Because Mulaudzi had received the money first (even though it was an administrative error by Old Mutual), Old Mutual reported the incident to the police which triggered the National Prosecuting Authority (NPA) and the Asset Forfeiture Unit (AFU) to get involved, freezing Mulaudzi’s assets and millions in cash to prevent him from spending what they considered was possibly obtained illegally. However, in September 2014 the Western Cape High Court set aside the order, releasing the assets to Mulaudzi, and directed the AFU to pay legal costs.

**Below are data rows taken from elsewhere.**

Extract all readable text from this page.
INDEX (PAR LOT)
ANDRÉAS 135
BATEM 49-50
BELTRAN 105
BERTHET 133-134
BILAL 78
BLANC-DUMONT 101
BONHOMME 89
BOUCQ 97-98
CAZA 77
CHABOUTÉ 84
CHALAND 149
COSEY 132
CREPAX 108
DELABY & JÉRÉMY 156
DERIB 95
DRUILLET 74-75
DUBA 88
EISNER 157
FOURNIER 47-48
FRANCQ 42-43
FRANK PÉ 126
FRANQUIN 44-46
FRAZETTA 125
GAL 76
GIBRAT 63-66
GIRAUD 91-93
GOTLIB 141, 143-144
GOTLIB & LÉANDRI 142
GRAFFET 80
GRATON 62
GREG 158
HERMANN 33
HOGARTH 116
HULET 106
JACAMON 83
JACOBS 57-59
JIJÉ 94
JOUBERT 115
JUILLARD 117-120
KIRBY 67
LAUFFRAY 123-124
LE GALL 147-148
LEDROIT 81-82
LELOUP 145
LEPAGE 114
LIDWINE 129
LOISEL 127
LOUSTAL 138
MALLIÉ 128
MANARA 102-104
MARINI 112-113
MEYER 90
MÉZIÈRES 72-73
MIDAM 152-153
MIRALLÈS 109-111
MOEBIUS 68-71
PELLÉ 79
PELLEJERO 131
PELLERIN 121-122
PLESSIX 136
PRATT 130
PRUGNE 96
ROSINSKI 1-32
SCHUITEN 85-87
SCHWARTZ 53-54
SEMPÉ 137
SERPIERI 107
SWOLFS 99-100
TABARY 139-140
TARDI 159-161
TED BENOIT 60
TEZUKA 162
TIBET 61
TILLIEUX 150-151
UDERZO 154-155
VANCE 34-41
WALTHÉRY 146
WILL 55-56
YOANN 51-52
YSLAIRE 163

The matter continued in the courts for several years. In June 2022 the Commercial Crimes Court in Pretoria acquitted Mulaudzi of the fraud charges laid by Old Mutual in the matter, and he made moves to sue billions for damage caused to his name. In June 2024, City Press reported that Mulaudzi filed a R5 billion lawsuit against the South African Police Service (SAPS) and the National Prosecuting Authority (NPA) for alleged unlawful prosecution. Earlier media reports also recorded his stated intention to sue then Police Minister Bheki Cele and others over losses he attributed to the case. In February 2025, IOL reported that the Supreme Court of Appeal (SCA) dismissed an attempt by creditors, liquidators, trustees and officials to keep his assets frozen, paving the way for Mulaudzi to recover his assets and cash totalling over R105 million.